By Annie-Rose Strasser on Jul 31, 2012 a
While Smith was preparing to set an Olympic record for Great Britain in the clean-and-jerk event, men (and some women) on Twitter were busy saying she wasn’t attractive enough, or that she was manly, or that there was something wrong with her body because she was so muscular.
So Smith took to her blog to respond:
[We] don’t lift weights in order to look hot, especially for the likes of men like that. What makes them think that we even WANT them to find us attractive? If you do, thanks very much, we’re flattered. But if you don’t, why do you really need to voice this opinion in the first place, and what makes you think we actually give a toss that you, personally, do not find us attractive? What do you want us to do? Shall we stop weightlifting, amend our diet in order to completely get rid of our ‘manly’ muscles, and become housewives in the sheer hope that one day you will look more favourably upon us and we might actually have a shot with you?! Cause you are clearly the kindest, most attractive type of man to grace the earth with your presence.
Oh but wait, you aren’t. This may be shocking to you, but we actually would rather be attractive to people who aren’t closed-minded and ignorant.

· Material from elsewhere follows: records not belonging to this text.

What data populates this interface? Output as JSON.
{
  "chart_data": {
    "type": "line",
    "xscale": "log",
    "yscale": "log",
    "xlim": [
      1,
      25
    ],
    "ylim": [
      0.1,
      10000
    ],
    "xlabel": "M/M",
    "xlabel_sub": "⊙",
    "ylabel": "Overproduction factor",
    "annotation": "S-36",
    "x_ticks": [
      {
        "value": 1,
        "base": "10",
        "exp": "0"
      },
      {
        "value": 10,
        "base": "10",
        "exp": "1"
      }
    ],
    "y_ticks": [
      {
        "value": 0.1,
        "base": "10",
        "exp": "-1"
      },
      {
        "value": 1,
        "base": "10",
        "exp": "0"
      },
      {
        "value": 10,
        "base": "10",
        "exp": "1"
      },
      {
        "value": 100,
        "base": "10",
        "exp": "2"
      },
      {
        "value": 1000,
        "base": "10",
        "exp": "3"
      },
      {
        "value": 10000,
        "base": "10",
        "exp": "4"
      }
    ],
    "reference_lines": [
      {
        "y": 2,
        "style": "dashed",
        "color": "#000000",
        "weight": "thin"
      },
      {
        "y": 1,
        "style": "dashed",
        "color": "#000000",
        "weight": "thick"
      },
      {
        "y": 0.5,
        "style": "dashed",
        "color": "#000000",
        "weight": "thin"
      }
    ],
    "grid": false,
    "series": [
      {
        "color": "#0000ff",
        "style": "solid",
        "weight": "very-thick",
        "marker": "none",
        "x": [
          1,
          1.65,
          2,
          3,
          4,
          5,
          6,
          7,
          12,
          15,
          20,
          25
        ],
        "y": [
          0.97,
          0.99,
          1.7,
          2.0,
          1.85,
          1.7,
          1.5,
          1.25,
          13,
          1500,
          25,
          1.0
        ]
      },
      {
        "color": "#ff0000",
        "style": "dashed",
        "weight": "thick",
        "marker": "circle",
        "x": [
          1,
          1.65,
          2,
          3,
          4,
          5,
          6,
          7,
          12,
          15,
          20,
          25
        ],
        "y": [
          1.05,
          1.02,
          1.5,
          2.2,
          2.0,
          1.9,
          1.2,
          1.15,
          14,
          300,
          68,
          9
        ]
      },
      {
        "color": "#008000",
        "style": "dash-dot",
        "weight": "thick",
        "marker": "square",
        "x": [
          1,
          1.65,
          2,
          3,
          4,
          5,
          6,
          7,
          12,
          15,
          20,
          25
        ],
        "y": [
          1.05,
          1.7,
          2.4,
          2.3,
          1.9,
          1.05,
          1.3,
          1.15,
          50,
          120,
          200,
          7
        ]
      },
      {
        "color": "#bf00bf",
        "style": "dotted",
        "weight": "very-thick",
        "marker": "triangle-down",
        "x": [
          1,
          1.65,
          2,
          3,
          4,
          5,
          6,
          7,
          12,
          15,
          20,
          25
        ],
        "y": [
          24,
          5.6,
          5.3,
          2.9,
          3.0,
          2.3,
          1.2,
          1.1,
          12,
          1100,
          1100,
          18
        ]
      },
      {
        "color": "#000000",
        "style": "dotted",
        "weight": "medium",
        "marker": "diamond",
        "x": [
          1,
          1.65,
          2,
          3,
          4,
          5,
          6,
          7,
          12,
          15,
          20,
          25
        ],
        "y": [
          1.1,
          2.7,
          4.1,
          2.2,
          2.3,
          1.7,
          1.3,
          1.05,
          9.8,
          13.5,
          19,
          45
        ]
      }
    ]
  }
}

Crazy, eh?! We, as any women with an ounce of self-confidence would, prefer our men to be confident enough in themselves to not feel emasculated by the fact that we aren’t weak and feeble.
Sexism seems to be almost as common as sweat at this year’s Olympics — which has a record number of women participating — from female boxers being asked to wear skirts to differentiate them from the men to women’s teams taking coach while men’s fly first class.